Note: Slaves No person hereafter coming into this county shall be held within the same in slavery under any pretext whatever.

Note: Naturalization All persons who by their own oath or affirmation, or by other testimony shall give satisfactory proof to any court of record in this colony that they propose to reside in the same [7] years at the least and who shall subscribe the fundamental laws, shall be considered as residents and entitled to all the rights of persons natural born.

Note: Religion All persons shall have full and free liberty of religious opinion; nor shall any be compelled to frequent or maintain any religious institution.

Note: Arms No freeman shall be debarred the use of arms [within his own lands].

Note: Standing Armies There shall be no standing army but in time of actual war.

Note: Free Press Printing presses shall be free, except so far as by commission of private injury cause may be given of private action.

Note: Forfeitures All Forfeitures heretofore going to the king, shall go the state; save only such as the legislature may hereafter abolish. Note: Wrecks The royal claim to Wrecks, waifs, strays, treasure-trove, royal mines, royal fish, royal birds, are declared to have been usurpations on common right.

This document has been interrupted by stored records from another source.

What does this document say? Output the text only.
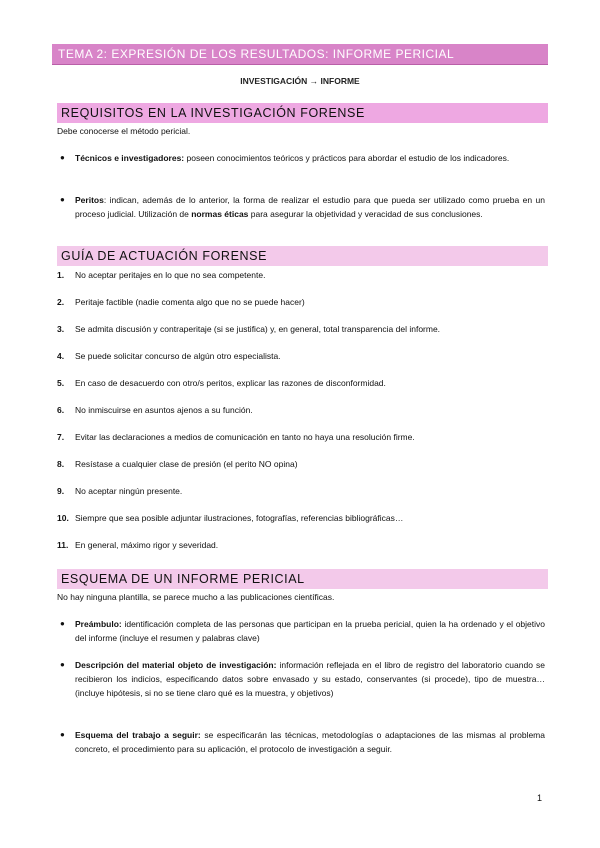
TEMA 2: EXPRESIÓN DE LOS RESULTADOS: INFORME PERICIAL
INVESTIGACIÓN → INFORME
REQUISITOS EN LA INVESTIGACIÓN FORENSE
Debe conocerse el método pericial.
● Técnicos e investigadores: poseen conocimientos teóricos y prácticos para abordar el estudio de los indicadores.
● Peritos: indican, además de lo anterior, la forma de realizar el estudio para que pueda ser utilizado como prueba en un proceso judicial. Utilización de normas éticas para asegurar la objetividad y veracidad de sus conclusiones.
GUÍA DE ACTUACIÓN FORENSE
1.	No aceptar peritajes en lo que no sea competente.
2.	Peritaje factible (nadie comenta algo que no se puede hacer)
3.	Se admita discusión y contraperitaje (si se justifica) y, en general, total transparencia del informe.
4.	Se puede solicitar concurso de algún otro especialista.
5.	En caso de desacuerdo con otro/s peritos, explicar las razones de disconformidad.
6.	No inmiscuirse en asuntos ajenos a su función.
7.	Evitar las declaraciones a medios de comunicación en tanto no haya una resolución firme.
8.	Resístase a cualquier clase de presión (el perito NO opina)
9.	No aceptar ningún presente.
10. Siempre que sea posible adjuntar ilustraciones, fotografías, referencias bibliográficas…
11. En general, máximo rigor y severidad.
ESQUEMA DE UN INFORME PERICIAL
No hay ninguna plantilla, se parece mucho a las publicaciones científicas.
● Preámbulo: identificación completa de las personas que participan en la prueba pericial, quien la ha ordenado y el objetivo del informe (incluye el resumen y palabras clave)
● Descripción del material objeto de investigación: información reflejada en el libro de registro del laboratorio cuando se recibieron los indicios, especificando datos sobre envasado y su estado, conservantes (si procede), tipo de muestra… (incluye hipótesis, si no se tiene claro qué es la muestra, y objetivos)
● Esquema del trabajo a seguir: se especificarán las técnicas, metodologías o adaptaciones de las mismas al problema concreto, el procedimiento para su aplicación, el protocolo de investigación a seguir.
1
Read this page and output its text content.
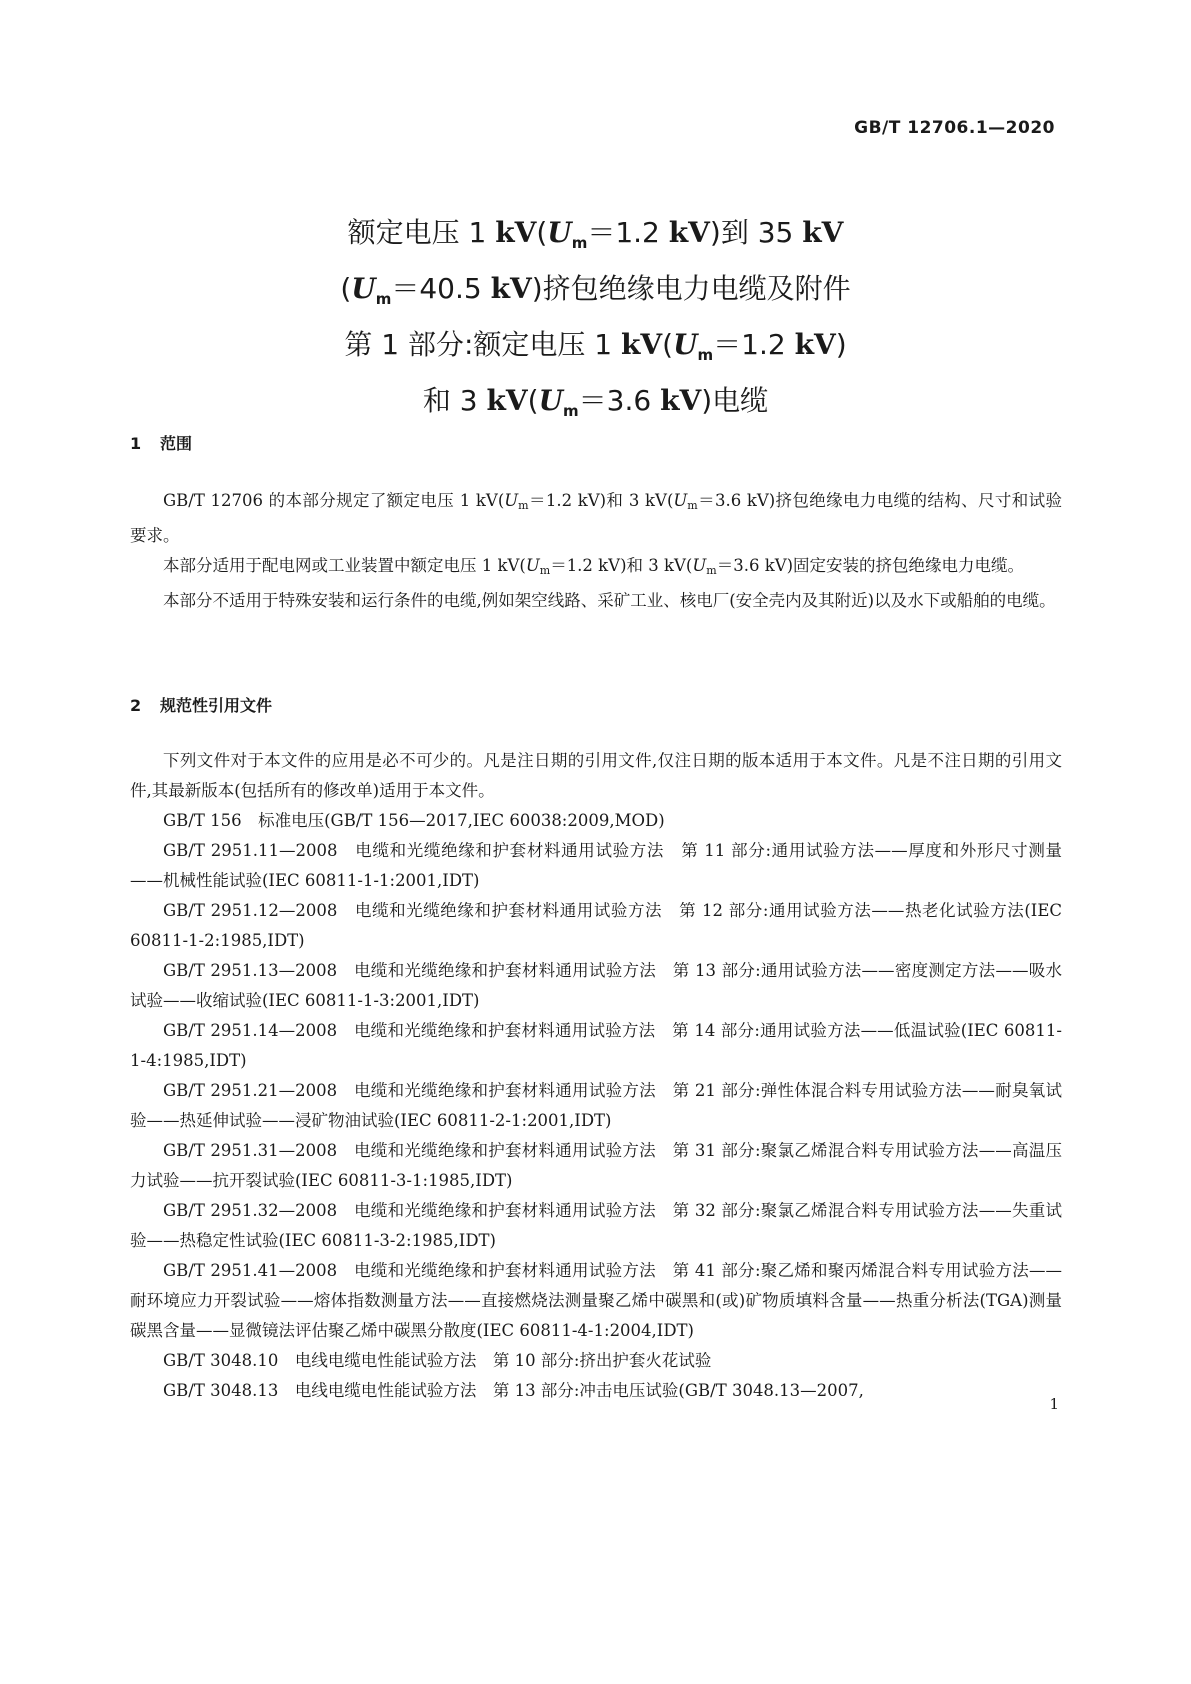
GB/T 12706.1—2020
额定电压 1 $kV(U_m=1.2$ kV)到 35 kV
($U_m=40.5$ kV)挤包绝缘电力电缆及附件
第 1 部分:额定电压 1 $kV(U_m=1.2$ kV)
和 3 $kV(U_m=3.6$ kV)电缆
1 范围

GB/T 12706 的本部分规定了额定电压 1 $kV(U_m=1.2$ kV)和 3 $kV(U_m=3.6$ kV)挤包绝缘电力电缆的结构、尺寸和试验要求。

本部分适用于配电网或工业装置中额定电压 1 $kV(U_m=1.2$ kV)和 3 $kV(U_m=3.6$ kV)固定安装的挤包绝缘电力电缆。

本部分不适用于特殊安装和运行条件的电缆,例如架空线路、采矿工业、核电厂(安全壳内及其附近)以及水下或船舶的电缆。

2 规范性引用文件

下列文件对于本文件的应用是必不可少的。凡是注日期的引用文件,仅注日期的版本适用于本文件。凡是不注日期的引用文件,其最新版本(包括所有的修改单)适用于本文件。

GB/T 156　标准电压(GB/T 156—2017,IEC 60038:2009,MOD)

GB/T 2951.11—2008　电缆和光缆绝缘和护套材料通用试验方法　第 11 部分:通用试验方法——厚度和外形尺寸测量——机械性能试验(IEC 60811-1-1:2001,IDT)

GB/T 2951.12—2008　电缆和光缆绝缘和护套材料通用试验方法　第 12 部分:通用试验方法——热老化试验方法(IEC 60811-1-2:1985,IDT)

GB/T 2951.13—2008　电缆和光缆绝缘和护套材料通用试验方法　第 13 部分:通用试验方法——密度测定方法——吸水试验——收缩试验(IEC 60811-1-3:2001,IDT)

GB/T 2951.14—2008　电缆和光缆绝缘和护套材料通用试验方法　第 14 部分:通用试验方法——低温试验(IEC 60811-1-4:1985,IDT)

GB/T 2951.21—2008　电缆和光缆绝缘和护套材料通用试验方法　第 21 部分:弹性体混合料专用试验方法——耐臭氧试验——热延伸试验——浸矿物油试验(IEC 60811-2-1:2001,IDT)

GB/T 2951.31—2008　电缆和光缆绝缘和护套材料通用试验方法　第 31 部分:聚氯乙烯混合料专用试验方法——高温压力试验——抗开裂试验(IEC 60811-3-1:1985,IDT)

GB/T 2951.32—2008　电缆和光缆绝缘和护套材料通用试验方法　第 32 部分:聚氯乙烯混合料专用试验方法——失重试验——热稳定性试验(IEC 60811-3-2:1985,IDT)

GB/T 2951.41—2008　电缆和光缆绝缘和护套材料通用试验方法　第 41 部分:聚乙烯和聚丙烯混合料专用试验方法——耐环境应力开裂试验——熔体指数测量方法——直接燃烧法测量聚乙烯中碳黑和(或)矿物质填料含量——热重分析法(TGA)测量碳黑含量——显微镜法评估聚乙烯中碳黑分散度(IEC 60811-4-1:2004,IDT)

GB/T 3048.10　电线电缆电性能试验方法　第 10 部分:挤出护套火花试验

GB/T 3048.13　电线电缆电性能试验方法　第 13 部分:冲击电压试验(GB/T 3048.13—2007,

1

Note: Salaries No Salaries or Perquisites shall be given to any officer but by some future act of the legislature. No salaries shall be given to the Administrator, members of the legislative houses, judges of the court of Appeals, judges of the County courts, or other inferior jurisdictions, Privy counsellors, or Delegates to the American Congress: but the reasonable expences of the Administrator, members of the house of representatives, judges of the court of Appeals, Privy counsellors, & Delegates for subsistence while acting in the duties of their office, may be borne by the public, if the legislature shall so direct.

Note: Qualifications

No person shall be capable of acting in any office Civil, Military [or Ecclesiastical] *The Qualifications of all not otherwise directed, shall be an oath of fidelity to state and the having given no bribe to obtain their office* who shall have given any bribe to obtain such office, or who shall not previously take an oath of fidelity to the state. None of these fundamental laws and principles of government shall be repealed or altered, but by the personal consent of the people on summons to meet in their respective counties on one and the same day by an act of Legislature to be passed for every special occasion: and if in such county meetings the people of two thirds of the counties shall give their suffrage for any particular alteration or repeal referred to them by the said act, the same shall be accordingly repealed or altered, and such repeal or alteration shall take it's place among these fundamentals and stand on the same footing with them, in lieu of the article repealed or altered. The laws heretofore in force in this colony shall remain in force, except so far as they are altered by the foregoing fundamental laws, or so far as they may be hereafter altered by acts of the Legislature.